Semana 17 de Embarazo: Posición y Desarrollo del Bebé

24.10.2025

La semana 17 de embarazo se corresponde con el inicio del quinto mes de embarazo, marcando el comienzo del segundo trimestre de gestación. Durante esta etapa, el feto continúa desarrollándose y los cambios en el cuerpo de la futura madre se vuelven más evidentes.

Desarrollo del Bebé en la Semana 17

En esta semana, el feto mide aproximadamente 13 cm de la cabeza a las nalgas y pesa alrededor de 140 gramos. Con el paso de las semanas, el feto se asemeja cada vez más a un recién nacido.

Entre los cambios más importantes que ocurren para el feto en la semana 17, se incluyen:

  • Los distintos órganos y sistemas continúan desarrollándose.
  • El esqueleto cartilaginoso se va endureciendo poco a poco.
  • Sus latidos cardiacos pueden ser ahora escuchados con un estetoscopio.
  • Va acumulando tejido adiposo, importante para el calor corporal.
  • Es posible que el feto reaccione a sonidos fuertes, ya que es capaz de percibir estos estímulos por el grado de desarrollo que va adquiriendo el oído.
  • Comienza a aparecer pelo en las pestañas, cejas y encima del labio superior.
  • Se mueve activamente dentro del útero, aunque es frecuente que la embarazada aún no note nada. Es habitual que la futura madre empiece a notar al bebé un poco más adelante, a partir de la semana 18 de embarazo.
  • Aparece la vérnix caseosa, una sustancia grasa de aspecto blanquecino que recubre y protege la piel del feto.

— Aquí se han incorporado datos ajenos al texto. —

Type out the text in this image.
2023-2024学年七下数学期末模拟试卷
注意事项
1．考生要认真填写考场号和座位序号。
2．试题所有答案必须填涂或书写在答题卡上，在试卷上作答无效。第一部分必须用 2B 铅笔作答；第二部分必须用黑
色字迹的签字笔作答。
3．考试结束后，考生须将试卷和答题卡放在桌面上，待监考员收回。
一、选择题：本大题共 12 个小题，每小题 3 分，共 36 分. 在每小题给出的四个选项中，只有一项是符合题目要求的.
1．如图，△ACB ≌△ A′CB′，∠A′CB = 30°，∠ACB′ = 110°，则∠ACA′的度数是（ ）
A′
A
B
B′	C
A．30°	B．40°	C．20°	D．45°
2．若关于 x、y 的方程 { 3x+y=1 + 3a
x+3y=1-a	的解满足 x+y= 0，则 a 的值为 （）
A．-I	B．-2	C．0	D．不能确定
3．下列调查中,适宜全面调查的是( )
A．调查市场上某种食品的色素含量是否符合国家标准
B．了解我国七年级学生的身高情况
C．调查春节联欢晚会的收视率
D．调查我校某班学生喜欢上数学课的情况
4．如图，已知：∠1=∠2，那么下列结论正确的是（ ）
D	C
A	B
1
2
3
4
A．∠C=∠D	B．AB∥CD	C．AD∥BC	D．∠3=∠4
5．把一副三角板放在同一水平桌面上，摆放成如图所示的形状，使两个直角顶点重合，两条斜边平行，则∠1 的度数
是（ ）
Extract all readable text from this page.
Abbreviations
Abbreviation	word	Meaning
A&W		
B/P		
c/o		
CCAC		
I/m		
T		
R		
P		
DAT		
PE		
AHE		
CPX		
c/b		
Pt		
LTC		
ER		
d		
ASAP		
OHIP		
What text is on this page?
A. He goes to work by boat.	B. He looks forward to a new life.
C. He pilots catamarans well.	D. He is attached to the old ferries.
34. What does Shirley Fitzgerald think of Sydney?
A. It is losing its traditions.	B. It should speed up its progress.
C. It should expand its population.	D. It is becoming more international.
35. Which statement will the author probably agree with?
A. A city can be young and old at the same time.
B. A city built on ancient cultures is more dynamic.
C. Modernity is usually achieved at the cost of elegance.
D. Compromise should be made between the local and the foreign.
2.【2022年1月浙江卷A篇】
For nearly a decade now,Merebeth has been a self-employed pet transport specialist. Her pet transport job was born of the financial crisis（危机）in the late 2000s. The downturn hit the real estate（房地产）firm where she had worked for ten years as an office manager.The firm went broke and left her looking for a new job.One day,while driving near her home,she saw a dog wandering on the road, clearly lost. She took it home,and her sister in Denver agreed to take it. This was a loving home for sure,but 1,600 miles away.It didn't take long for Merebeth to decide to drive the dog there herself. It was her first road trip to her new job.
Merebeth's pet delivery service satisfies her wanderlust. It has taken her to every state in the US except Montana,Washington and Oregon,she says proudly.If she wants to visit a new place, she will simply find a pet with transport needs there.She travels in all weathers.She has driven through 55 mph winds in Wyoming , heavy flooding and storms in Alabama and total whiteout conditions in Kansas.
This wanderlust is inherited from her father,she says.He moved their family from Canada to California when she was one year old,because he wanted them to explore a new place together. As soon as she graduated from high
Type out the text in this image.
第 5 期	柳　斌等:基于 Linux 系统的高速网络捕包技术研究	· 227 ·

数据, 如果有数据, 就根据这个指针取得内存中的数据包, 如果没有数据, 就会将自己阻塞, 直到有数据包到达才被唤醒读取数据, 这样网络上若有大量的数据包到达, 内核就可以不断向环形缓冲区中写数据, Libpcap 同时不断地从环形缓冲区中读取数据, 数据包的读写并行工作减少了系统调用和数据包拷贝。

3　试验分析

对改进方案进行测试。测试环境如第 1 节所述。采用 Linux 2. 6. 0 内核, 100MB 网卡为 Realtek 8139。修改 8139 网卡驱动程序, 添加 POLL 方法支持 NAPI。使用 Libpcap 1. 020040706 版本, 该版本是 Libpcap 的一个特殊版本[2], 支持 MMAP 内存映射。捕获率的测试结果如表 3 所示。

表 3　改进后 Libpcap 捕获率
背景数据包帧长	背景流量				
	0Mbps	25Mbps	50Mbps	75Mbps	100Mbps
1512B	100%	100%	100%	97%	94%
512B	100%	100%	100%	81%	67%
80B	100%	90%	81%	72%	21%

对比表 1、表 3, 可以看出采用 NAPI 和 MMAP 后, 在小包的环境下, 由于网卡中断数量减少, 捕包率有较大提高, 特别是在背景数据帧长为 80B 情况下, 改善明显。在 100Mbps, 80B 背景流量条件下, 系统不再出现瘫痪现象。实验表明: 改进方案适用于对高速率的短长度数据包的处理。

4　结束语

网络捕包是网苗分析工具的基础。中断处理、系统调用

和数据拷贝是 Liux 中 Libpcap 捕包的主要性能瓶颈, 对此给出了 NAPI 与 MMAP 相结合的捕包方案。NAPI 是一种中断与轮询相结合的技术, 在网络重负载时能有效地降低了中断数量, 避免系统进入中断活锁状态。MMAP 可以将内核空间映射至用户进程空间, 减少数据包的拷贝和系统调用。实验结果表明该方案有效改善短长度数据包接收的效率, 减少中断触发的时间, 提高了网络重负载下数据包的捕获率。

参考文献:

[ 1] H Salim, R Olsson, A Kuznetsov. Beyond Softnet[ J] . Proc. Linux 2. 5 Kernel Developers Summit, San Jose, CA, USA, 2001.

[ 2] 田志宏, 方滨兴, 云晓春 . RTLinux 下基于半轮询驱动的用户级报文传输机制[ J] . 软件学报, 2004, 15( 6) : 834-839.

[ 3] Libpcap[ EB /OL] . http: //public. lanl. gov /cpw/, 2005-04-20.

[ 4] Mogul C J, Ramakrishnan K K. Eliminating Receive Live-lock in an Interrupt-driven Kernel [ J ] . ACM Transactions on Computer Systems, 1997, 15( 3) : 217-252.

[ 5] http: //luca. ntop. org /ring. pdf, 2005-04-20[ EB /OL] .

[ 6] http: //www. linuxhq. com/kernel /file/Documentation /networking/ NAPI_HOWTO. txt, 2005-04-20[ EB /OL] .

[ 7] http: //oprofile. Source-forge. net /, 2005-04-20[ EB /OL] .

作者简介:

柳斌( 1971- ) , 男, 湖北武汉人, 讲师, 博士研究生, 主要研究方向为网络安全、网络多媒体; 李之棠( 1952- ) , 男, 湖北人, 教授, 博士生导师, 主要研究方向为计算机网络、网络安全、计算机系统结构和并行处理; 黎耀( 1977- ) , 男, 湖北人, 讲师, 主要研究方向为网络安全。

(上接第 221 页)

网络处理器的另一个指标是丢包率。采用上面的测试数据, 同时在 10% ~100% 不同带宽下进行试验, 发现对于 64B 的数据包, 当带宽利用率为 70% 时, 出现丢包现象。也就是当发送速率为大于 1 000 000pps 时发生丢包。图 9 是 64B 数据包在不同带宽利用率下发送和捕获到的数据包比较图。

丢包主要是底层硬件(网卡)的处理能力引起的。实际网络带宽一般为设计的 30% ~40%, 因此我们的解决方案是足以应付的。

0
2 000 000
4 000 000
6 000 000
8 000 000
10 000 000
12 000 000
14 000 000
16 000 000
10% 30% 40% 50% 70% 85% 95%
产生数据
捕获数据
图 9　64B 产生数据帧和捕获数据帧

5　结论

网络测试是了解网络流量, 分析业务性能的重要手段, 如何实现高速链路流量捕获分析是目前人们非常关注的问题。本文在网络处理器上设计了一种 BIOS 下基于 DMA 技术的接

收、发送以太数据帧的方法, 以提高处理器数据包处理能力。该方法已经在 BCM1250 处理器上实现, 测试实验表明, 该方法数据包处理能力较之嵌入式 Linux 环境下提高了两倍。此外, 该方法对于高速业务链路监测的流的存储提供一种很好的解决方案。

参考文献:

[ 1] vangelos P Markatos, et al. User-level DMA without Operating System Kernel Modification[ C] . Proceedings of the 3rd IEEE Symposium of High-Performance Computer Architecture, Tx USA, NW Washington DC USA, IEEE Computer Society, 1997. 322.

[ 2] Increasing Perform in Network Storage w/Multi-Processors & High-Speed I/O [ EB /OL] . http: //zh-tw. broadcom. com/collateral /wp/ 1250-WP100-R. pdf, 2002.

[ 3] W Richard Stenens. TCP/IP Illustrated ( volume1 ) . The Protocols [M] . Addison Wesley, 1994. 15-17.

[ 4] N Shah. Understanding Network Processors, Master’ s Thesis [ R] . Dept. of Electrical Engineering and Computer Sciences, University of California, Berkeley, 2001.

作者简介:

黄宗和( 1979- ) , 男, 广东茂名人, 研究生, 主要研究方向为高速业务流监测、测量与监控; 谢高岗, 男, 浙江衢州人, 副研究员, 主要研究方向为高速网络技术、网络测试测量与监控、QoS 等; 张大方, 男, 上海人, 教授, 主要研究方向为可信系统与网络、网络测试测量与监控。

Además del pelito que recubre su piel (lanugo), va a empezar a aparecer una sustancia grasosa llamada vermix caseoso que sirve para proteger la piel del bebé. El vermix lo producen las glándulas sebáceas de las raíces del pelo. El lanugo más el vermix protege a tu bebé contra la fricción y del líquido amniótico.

En la semana 17 de embarazo también va apareciendo el tejido adiposo, este será muy importante para tu bebé ya que mantiene el calor corporal.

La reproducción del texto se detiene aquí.